Jakarta – Smoke haze attributed to underground fires continued to choke the city of Pontianak on Indonesian Borneo Thursday, local officials said.

"It is getting worse in the evenings, with visibility down to between 50 and 400 meters but by 8am, it gets better at around 1,000 metres" said Muhammad Chaeran of the meteorology office in Pontianak. The low visibility, he said, continued to delay incoming flights at the Supadio airport of Pontianak, with the earliest landing at around 9am.

Chaeran blamed the thick smoke that cast the pall of haze over Pontianak on smouldering subterranean fires in layers of peat. "The thing is that satellite imaging does not show a substantial number of hot spots in the area," Chaeran said.

The reason, he suspected, is that the smoke comes from undergound fires in the peat layers, which release only smoke on the surface without giving noticeable "hot spot" readings. Hot spots are areas of high temperature detected by satellite that usually indicate surface fires.

Nurul Irsadi of the West Kalimantan Environmental Impact Management Agency, said that only 19 hot spots were detected by satellite in West Kalimantan on Wednesday, two of them near Pontianak and six in the neighbouring Ketapang district.

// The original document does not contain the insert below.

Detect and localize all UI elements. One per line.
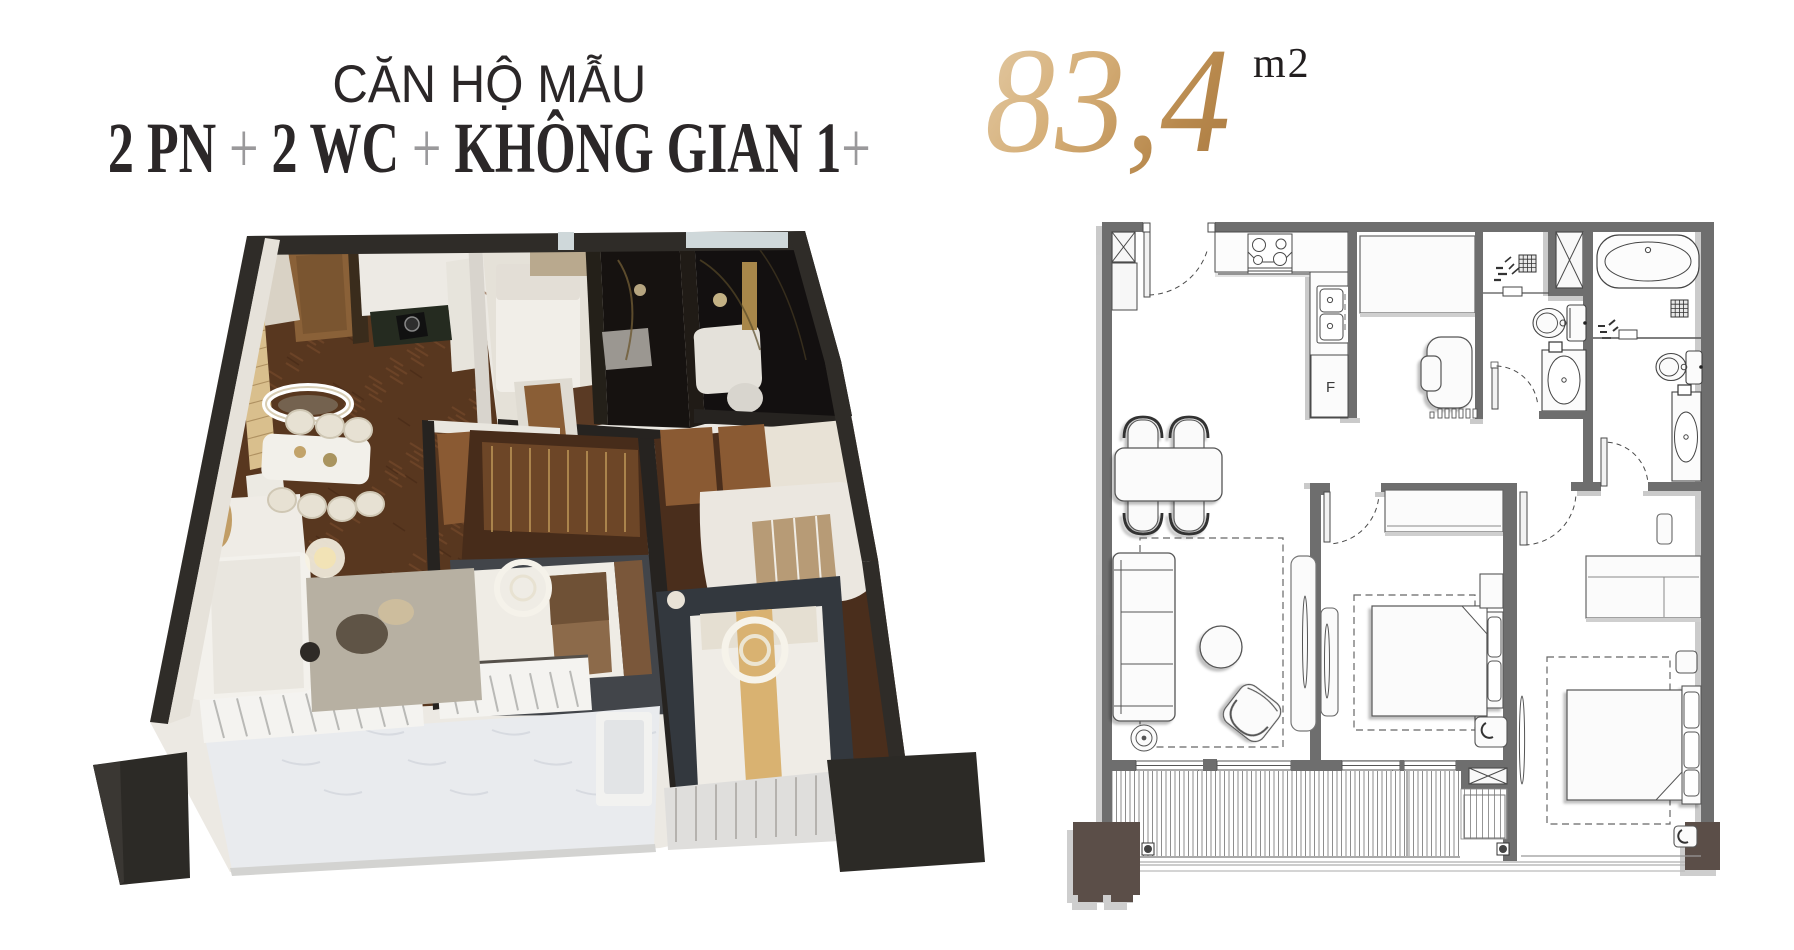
svg-text:F: F bbox=[1326, 379, 1335, 396]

Irsadi said that the air quality in Pontianak was dangerous, registering a high ash and debris content between 9pm and 2am every night. "It ranges between unhealthy and healthy until 8am and usually healthy after that," Irsadi said. In Medan, the capital of the province of North Sumatra, the haze that has blanketted the city for the past days had noticeably thinned by Thursday thanks to stronger winds, a local meteorolgy office official there said. "Visibility is now at 8,000 metres, much better than in the previous days," she said.

Jakarta blames the haze on land clearing by fire by small farmers and large timber and plantation companies. The government has banned plantations from using fire to clear dense jungle, but has been helpless in enforcing the ban on small farmers across the country.

In 1997-1998 forest and ground fires in Sumatra and Borneo sent thick smoke over the skies of western Indonesia for months that also spilled to neighbouring countries, causing serious health and traffic hazzards and disrupting airline schedules in the region. The choking haze then caused an estimated 9.3 billion dollars in economic losses.